8. Fine tune memory updates: Getting this just right is no small task. And it’s already technically impressive to get the memories to update the way they do presently. Some kind of salience analysis is required however to preserve both the relevance of the memory updates and the frequency. Real time learning from user feedback might be one way to make this happen.
9. Hierarchical/associationist memory organization: This one is more speculative and imaginative. I have no clue how Memory is implemented on the backend, but my instinct is that it’s probably simple and flat. The opportunity may exist to build intricate graph-theoretical memory structures to greatly enhance performance. I don’t want to get into details, but one could imagine a tree like structure where small, “atomic” memories are linked to ever larger related memory structures in ways that work with the LLM in a RAG-like situation to really understand the relationships between content and context.

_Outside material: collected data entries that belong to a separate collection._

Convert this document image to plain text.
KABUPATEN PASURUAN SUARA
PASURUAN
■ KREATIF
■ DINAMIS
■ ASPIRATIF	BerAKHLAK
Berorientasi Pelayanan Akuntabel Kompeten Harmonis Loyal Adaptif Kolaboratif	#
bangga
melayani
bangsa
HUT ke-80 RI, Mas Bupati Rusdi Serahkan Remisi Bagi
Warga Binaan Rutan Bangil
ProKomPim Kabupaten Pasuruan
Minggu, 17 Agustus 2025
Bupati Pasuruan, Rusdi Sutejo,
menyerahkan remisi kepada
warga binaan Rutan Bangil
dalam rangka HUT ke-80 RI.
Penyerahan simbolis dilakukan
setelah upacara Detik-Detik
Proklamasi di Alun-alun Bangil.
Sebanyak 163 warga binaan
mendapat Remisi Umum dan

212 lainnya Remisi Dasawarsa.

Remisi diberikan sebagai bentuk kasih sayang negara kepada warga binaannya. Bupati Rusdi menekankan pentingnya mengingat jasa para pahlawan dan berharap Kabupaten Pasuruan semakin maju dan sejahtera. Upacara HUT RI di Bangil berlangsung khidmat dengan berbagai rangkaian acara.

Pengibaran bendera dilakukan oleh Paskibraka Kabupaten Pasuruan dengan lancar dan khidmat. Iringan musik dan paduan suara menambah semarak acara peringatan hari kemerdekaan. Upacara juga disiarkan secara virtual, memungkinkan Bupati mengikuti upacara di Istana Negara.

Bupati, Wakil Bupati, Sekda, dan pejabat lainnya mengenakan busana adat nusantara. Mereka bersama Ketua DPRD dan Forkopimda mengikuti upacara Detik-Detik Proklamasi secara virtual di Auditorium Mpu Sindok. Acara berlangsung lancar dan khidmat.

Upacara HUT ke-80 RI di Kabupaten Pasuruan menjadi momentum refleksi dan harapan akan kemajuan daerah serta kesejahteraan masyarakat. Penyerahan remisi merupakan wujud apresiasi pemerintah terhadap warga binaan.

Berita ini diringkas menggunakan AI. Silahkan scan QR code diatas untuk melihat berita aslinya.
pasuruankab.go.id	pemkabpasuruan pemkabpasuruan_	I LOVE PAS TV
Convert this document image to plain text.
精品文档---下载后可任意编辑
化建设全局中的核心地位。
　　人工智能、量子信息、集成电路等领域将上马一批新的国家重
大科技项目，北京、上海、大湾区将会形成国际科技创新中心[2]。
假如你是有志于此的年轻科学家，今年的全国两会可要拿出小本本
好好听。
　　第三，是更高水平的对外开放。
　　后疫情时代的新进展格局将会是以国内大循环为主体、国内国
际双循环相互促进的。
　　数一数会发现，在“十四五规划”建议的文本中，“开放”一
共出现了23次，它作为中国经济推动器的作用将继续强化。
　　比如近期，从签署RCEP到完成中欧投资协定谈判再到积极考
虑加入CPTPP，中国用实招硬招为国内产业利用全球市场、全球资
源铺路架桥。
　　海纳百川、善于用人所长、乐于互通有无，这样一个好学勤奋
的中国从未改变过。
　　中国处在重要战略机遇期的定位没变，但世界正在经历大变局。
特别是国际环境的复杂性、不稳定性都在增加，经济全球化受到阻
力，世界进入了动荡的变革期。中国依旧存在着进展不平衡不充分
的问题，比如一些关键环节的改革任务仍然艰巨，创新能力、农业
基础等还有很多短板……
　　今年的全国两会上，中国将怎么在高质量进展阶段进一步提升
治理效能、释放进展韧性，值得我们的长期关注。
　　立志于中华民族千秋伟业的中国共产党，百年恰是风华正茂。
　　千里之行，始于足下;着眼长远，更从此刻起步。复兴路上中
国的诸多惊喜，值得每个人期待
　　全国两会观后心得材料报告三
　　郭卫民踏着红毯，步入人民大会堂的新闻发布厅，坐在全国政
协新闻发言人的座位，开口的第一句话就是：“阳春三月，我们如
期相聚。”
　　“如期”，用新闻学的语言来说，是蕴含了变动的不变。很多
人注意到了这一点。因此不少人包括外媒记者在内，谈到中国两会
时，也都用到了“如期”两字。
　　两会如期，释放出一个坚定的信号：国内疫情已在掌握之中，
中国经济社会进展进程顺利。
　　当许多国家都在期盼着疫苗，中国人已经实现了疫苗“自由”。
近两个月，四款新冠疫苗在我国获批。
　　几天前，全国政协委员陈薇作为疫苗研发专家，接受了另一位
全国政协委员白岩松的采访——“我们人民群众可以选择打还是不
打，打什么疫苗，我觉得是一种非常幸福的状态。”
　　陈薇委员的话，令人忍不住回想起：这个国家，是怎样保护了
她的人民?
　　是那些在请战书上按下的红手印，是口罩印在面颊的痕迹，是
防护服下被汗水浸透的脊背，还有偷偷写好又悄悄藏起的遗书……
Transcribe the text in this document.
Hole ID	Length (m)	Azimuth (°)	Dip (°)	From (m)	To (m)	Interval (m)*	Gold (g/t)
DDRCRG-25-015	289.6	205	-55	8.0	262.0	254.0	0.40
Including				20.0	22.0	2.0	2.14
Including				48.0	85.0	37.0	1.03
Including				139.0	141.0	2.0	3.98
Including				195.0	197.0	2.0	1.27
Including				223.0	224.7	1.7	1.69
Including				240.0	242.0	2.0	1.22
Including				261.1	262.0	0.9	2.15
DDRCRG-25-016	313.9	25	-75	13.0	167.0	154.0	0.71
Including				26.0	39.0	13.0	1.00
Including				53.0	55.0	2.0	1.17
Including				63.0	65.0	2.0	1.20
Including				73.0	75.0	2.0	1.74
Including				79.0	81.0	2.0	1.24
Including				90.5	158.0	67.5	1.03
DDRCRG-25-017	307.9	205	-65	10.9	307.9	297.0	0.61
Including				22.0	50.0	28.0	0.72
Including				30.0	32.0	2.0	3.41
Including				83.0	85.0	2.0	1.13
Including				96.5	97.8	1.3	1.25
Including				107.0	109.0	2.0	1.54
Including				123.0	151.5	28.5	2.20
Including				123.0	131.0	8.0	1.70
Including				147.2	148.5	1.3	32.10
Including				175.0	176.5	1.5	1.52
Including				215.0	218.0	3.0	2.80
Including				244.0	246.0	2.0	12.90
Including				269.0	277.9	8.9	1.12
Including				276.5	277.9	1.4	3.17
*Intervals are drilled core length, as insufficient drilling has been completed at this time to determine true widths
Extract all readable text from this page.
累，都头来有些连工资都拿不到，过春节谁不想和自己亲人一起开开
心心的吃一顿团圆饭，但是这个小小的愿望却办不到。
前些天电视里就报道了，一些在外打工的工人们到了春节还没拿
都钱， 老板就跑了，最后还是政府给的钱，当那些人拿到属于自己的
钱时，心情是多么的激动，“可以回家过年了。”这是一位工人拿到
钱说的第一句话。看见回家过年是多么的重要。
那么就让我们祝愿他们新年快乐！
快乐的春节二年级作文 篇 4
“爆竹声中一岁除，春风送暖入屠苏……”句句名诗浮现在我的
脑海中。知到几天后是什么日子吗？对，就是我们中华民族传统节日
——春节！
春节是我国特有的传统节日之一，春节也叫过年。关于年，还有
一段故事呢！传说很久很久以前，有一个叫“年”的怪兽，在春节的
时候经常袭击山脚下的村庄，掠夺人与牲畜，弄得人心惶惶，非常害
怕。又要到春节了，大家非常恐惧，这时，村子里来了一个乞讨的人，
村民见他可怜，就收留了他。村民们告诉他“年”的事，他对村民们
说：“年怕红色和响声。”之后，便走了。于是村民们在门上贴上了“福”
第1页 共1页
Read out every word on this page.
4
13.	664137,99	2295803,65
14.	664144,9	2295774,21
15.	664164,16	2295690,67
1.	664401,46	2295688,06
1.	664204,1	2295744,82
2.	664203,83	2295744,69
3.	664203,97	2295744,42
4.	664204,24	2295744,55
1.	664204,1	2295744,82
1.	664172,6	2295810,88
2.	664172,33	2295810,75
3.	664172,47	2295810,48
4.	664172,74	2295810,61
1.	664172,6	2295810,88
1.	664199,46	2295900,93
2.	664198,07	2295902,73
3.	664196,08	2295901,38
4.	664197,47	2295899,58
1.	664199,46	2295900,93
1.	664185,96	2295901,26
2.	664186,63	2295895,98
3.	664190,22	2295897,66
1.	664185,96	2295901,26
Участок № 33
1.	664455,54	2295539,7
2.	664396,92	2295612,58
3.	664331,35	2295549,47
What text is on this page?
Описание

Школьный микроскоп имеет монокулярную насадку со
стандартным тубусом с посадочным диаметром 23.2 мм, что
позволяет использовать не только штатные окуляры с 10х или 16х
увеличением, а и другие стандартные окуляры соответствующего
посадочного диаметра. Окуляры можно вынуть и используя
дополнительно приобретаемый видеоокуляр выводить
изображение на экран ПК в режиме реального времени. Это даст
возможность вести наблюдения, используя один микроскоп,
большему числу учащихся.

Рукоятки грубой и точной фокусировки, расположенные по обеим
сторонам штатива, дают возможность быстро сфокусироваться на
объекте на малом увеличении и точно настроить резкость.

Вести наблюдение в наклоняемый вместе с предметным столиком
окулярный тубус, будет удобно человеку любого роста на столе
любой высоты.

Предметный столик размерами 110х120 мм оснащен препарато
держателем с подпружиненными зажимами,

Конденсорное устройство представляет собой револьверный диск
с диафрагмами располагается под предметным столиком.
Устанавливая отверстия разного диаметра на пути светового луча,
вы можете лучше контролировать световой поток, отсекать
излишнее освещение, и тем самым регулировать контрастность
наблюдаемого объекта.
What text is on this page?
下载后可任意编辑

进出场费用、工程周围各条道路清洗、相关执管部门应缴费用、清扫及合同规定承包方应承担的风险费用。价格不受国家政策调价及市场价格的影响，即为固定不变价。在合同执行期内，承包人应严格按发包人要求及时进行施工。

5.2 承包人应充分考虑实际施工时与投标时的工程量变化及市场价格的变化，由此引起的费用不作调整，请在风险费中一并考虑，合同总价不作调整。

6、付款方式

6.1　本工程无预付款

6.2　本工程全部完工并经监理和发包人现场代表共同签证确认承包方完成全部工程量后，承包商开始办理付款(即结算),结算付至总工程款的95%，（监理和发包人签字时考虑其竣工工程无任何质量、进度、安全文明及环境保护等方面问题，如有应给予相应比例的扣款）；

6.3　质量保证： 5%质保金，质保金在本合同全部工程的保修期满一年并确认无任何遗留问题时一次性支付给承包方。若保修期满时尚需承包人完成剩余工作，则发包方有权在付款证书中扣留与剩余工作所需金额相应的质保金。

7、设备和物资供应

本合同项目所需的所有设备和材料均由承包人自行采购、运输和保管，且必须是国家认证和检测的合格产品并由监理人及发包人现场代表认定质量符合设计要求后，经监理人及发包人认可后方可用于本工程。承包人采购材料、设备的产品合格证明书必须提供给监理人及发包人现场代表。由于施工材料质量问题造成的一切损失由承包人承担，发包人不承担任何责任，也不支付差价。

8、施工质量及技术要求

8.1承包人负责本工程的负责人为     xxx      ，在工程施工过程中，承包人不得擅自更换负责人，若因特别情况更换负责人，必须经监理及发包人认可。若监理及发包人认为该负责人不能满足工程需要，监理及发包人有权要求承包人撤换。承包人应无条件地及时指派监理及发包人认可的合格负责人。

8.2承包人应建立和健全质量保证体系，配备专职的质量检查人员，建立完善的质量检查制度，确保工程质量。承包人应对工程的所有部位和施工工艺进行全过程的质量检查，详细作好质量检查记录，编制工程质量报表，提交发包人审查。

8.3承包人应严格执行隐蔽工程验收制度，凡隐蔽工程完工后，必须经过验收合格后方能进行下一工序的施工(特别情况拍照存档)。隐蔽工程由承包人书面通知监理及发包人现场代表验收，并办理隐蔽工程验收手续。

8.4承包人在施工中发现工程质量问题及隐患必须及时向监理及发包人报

Memories would be represented as a network. All of this is to say that a more biologically inspired form of memory built into an LLM could be revolutionary.
These are just a sampling of some ideas about how Memory could be improved or extended. For developers working on generative AI I hope this provides some inspiration. Managing context is all important for generative AI applications. Memory is one way to do it. As an area of R&D, there’s much more to be done to make working with LLMs more fluid and responsive. As with all things generative AI, the surface remains only scratched.